While so people have said differently, the FDA does impose a requirement to test any new drug on a pediatric population if the drug could potentially apply to that age group. There is no need to conduct pediatric tests on drugs for diseases of old age, but insulin is not one of those. I don't know the current policy of FDA, but in Europe if the sponsor fails to conduct the pediatric trial within the agreed time frame then the agency can pull the adult drug from the market. You don't know what parameters FDA is insisting on for this trial, and all of it takes time to negotiate as it is an iterative process involving the investigators, FDA, and IRBs.
|
|
|
Post by matt on Mar 10, 2017 17:59:50 GMT -5
“It’s irritating. Insulin is a growth hormone. So, when you put insulin in the lung, there’s always that fear that you get growth of lung tissue as well,” Dr. Evron said. That one is true.

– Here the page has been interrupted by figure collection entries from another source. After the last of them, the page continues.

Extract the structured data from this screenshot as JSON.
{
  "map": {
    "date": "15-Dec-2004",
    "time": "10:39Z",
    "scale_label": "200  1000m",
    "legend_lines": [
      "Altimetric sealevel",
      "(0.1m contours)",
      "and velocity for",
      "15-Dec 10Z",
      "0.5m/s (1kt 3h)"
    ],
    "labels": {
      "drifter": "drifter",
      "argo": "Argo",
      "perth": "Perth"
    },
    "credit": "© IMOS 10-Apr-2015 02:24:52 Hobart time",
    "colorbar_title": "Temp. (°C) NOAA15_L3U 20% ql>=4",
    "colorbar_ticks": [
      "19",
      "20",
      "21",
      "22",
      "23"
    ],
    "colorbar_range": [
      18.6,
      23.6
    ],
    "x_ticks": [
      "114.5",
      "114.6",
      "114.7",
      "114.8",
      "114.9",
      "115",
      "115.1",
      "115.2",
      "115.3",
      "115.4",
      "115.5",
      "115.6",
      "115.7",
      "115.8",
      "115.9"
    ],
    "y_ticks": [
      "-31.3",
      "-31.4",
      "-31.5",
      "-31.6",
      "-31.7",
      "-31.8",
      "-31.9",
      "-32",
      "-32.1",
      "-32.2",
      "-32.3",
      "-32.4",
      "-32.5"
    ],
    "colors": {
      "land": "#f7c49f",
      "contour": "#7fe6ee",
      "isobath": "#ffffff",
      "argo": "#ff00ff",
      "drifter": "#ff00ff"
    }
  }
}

Insulin activates RTK Class II receptors, which can dimerize with any factor that activates the RTK Class II receptor which activates the ATK pathway, one of the principal tissue growth pathways in the human body. There are many examples where growth factors acted strangely and the patient wound up with ectopic tissue deposits in the wrong part of the body (ectopic bone in the heart and brain for example). It doesn't happen often, but if a physician worries that delivering growth factors several times a day directly to the lung will stimulate this type of response you can't say that he is crazy. Other growth factor drugs had to be removed from the market due to similar unintended consequences. You can't ignore legitimate scientific questions and hope they go away, because they won't. The proper solution is to run larger post-marketing safety surveillance studies to quantify the risk. A little data goes a long way.
|
|
|
Post by matt on Mar 6, 2017 14:41:11 GMT -5
The conference call follows the earnings release, and the 10K for an accelerated filer is due 75 days after year end. For a calendar year company, that means March 16 this year. However, since all companies are scrambling to file their 10K at the same time, and the contents have to be reviewed by the auditor and the outside law firm, everybody tends to cross the finish line together; if the numbers do come early they will only be early by a few days.
Note that large accelerated filers had to report by March 1 so most big companies have already filed, and small non-accelerated filers have until March 31.
|
|
|
Post by matt on Mar 4, 2017 15:01:21 GMT -5
In a scenario where they put up the company for sale now, 60% chance they get no bid (i.e. - value $0), 35% chance a bid somewhere less than $150m. 5% chance a bid somewhere between $150m and $250m. That is probably a realistic scenario when you consider that anyone purchasing the company also inherits $200-250 million in liabilities that have to be paid in cash. The Sanofi loan is gone, and some liabilities are accounting accruals that will never be realized, but the rest are real and will require cash to resolve. A bid of $150 million is really a bid for $350-400 million because that is the total an acquirer would have to pay to have the assets free and clear.